Cette propagande vise à présenter Ariel Sharon comme le responsable direct et
unique de la tuerie, alors qu'il n'en fut que le témoin passif, le
massacre ayant été perpétré par la milice chrétienne des Forces Libanaise
dirigées à l'époque par Elie Hobeika,.
Elie Hobeika a ensuite entamé, une honorable carrière politique au Liban. Il
fut de nombreuses années ministre dans le gouvernement de l'actuel Premier
ministre Rafic Hariri et n'a jamais fait l'objet de poursuites judiciaires ni
de la moindre campagne d'opinion.
S'il est concevable que la propagande arabe et palestinienne, pour des
raisons qui lui sont propres, cherche à taire le nom du véritable "boucher
de Sabra et Chatila" pour lui substituer celui d'Ariel Sharon, est-il
acceptable que l'Agence France Presse s'en fasse complaisamment l'écho.
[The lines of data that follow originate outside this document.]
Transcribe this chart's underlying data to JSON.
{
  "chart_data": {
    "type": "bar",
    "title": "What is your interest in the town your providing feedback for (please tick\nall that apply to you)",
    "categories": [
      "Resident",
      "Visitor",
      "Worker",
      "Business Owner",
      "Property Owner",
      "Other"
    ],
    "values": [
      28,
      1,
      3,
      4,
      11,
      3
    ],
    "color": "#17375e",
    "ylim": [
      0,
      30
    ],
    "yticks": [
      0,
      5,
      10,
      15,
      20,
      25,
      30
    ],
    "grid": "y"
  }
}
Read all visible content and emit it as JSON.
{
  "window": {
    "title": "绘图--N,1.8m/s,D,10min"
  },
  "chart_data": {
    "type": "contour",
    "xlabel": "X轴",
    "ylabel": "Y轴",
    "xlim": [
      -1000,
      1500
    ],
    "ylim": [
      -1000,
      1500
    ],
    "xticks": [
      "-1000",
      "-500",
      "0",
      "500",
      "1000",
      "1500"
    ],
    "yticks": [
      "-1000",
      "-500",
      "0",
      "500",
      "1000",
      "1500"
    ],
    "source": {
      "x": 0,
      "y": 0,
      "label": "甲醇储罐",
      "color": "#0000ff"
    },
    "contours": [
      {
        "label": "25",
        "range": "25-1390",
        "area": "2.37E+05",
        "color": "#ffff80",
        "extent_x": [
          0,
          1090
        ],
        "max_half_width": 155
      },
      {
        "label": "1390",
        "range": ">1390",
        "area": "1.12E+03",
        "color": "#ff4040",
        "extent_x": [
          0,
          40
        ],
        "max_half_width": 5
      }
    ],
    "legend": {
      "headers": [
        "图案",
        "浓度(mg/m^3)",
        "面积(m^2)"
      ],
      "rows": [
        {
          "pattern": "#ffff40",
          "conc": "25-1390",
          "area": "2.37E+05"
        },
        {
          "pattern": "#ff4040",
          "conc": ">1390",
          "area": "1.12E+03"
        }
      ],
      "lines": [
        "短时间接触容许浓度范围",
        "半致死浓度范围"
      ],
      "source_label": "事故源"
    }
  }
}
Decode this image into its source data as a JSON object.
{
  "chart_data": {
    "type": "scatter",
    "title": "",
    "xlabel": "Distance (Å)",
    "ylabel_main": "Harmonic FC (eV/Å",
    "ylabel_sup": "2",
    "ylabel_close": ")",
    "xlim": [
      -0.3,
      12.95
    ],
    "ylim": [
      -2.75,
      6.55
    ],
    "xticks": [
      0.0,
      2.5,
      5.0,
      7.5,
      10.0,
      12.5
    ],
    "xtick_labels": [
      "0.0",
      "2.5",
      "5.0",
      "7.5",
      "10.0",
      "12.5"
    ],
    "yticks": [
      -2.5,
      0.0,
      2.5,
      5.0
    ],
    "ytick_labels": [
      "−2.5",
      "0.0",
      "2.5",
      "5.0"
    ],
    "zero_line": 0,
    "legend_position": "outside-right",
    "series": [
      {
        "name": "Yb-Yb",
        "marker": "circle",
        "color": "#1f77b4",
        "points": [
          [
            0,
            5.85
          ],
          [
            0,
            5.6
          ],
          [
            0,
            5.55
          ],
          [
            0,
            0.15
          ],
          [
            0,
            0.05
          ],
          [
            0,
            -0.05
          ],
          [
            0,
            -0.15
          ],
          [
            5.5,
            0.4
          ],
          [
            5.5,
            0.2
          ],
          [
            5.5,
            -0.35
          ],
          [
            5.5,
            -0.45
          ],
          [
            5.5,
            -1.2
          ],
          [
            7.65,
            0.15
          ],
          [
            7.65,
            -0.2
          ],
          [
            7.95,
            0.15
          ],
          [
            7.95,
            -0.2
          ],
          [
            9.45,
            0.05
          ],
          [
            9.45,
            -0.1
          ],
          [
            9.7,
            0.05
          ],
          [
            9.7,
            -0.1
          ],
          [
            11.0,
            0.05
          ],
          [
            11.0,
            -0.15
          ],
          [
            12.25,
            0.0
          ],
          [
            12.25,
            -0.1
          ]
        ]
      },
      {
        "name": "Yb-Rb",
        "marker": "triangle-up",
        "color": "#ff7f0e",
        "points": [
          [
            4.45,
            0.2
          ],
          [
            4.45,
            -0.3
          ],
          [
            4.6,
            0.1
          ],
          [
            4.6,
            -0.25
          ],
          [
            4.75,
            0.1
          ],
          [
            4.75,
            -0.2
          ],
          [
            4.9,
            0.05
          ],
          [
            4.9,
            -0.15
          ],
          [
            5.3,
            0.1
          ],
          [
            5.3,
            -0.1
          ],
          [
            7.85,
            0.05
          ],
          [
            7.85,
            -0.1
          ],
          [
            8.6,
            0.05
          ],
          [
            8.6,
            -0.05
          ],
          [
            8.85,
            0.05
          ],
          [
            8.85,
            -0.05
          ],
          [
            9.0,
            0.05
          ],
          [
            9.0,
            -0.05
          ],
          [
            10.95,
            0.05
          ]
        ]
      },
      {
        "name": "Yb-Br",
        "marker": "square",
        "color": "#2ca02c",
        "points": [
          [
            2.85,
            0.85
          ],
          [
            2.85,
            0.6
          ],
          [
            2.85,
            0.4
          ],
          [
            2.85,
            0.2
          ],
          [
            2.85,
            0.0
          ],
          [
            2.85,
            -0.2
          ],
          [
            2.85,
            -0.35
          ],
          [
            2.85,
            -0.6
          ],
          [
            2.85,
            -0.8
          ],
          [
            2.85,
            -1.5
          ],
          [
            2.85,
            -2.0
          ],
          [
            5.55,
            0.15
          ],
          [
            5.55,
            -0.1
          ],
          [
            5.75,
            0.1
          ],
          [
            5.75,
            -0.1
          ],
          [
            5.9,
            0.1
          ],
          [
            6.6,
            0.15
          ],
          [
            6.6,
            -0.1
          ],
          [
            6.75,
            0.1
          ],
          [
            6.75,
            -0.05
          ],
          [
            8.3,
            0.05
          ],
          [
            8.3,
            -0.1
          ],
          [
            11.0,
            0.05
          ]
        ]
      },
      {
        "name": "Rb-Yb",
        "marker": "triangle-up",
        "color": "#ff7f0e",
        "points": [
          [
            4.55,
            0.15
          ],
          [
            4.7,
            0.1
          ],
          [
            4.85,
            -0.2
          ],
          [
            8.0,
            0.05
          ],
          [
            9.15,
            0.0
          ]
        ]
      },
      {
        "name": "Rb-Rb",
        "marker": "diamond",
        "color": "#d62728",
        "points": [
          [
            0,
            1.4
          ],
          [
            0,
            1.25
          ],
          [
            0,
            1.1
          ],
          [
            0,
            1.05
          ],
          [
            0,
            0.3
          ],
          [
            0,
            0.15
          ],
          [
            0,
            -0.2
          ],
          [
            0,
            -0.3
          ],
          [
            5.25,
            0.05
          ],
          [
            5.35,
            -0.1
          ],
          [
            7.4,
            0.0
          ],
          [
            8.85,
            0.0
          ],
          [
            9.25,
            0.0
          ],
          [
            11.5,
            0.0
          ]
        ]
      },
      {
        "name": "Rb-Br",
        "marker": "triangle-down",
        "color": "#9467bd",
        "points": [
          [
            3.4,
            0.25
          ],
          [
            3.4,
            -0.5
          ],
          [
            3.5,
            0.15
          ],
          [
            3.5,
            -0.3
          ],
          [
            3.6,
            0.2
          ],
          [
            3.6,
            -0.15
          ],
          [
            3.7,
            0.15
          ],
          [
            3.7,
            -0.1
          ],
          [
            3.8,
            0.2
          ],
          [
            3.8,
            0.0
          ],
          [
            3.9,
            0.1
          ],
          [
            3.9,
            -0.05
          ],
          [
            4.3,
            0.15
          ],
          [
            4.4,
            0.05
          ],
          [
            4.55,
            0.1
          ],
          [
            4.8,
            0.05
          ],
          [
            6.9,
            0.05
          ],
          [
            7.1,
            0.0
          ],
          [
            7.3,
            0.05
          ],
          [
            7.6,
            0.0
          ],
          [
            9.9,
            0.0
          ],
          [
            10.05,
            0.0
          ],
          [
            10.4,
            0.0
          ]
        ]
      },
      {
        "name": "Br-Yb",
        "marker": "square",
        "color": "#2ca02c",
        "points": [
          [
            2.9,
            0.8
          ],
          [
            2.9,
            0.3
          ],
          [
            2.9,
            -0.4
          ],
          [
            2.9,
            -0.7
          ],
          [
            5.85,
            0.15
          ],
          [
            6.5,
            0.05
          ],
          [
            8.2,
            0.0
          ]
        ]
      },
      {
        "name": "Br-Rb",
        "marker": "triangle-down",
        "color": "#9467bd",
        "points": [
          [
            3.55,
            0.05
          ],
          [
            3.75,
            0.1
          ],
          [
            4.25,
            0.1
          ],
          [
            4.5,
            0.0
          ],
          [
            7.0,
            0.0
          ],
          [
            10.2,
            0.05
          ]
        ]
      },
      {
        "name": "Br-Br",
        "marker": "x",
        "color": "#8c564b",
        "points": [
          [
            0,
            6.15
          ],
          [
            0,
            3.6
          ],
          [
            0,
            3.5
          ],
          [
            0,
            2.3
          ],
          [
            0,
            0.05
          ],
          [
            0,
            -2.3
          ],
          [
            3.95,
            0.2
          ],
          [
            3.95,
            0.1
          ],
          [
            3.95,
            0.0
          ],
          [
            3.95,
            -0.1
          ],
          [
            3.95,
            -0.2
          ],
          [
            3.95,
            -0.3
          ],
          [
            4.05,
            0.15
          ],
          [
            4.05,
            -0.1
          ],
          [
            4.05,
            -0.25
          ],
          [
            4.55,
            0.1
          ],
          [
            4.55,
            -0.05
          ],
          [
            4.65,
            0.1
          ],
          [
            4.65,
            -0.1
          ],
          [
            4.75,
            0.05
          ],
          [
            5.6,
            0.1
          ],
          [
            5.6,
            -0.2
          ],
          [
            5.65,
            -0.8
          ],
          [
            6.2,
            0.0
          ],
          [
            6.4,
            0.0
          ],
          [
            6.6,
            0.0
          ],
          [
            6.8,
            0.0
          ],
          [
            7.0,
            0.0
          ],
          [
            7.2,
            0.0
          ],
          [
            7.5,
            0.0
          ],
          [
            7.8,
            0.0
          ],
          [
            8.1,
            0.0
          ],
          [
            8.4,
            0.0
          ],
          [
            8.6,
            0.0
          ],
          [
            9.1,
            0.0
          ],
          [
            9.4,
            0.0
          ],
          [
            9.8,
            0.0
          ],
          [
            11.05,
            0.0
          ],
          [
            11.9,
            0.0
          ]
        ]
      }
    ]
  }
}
Au cours de l’année 2001 l'AFP a consacré plus de 150 dépêches à
l'affaire de Sabra et Chatila. L'ensemble de ces dépêches sont consacrées à
Ariel Sharon dont le rôle est
constamment mis en avant dans les titres:
"Plainte contre Sharon: une rescapée de Sabra et Chatila raconte son
calvaire" (18/06/01 13h22)
"Sabra et Chatila: la BBC s'interroge sur la responsabilité d'Ariel
Sharon" (18/06/01 01h53)
"Une avocate Libanaise veut traduire Sharon et Peres en justice"
(11/O6/01 15h05)
"La télévision (iranienne) annonce la victoire du "boucher de Sabra
et
Chatila" (07/02/01 13h31)
"Ogre", "Terroriste", "Boucher", la presse arabe
se déchaîne contre Sharon" (07/02/01 13h13)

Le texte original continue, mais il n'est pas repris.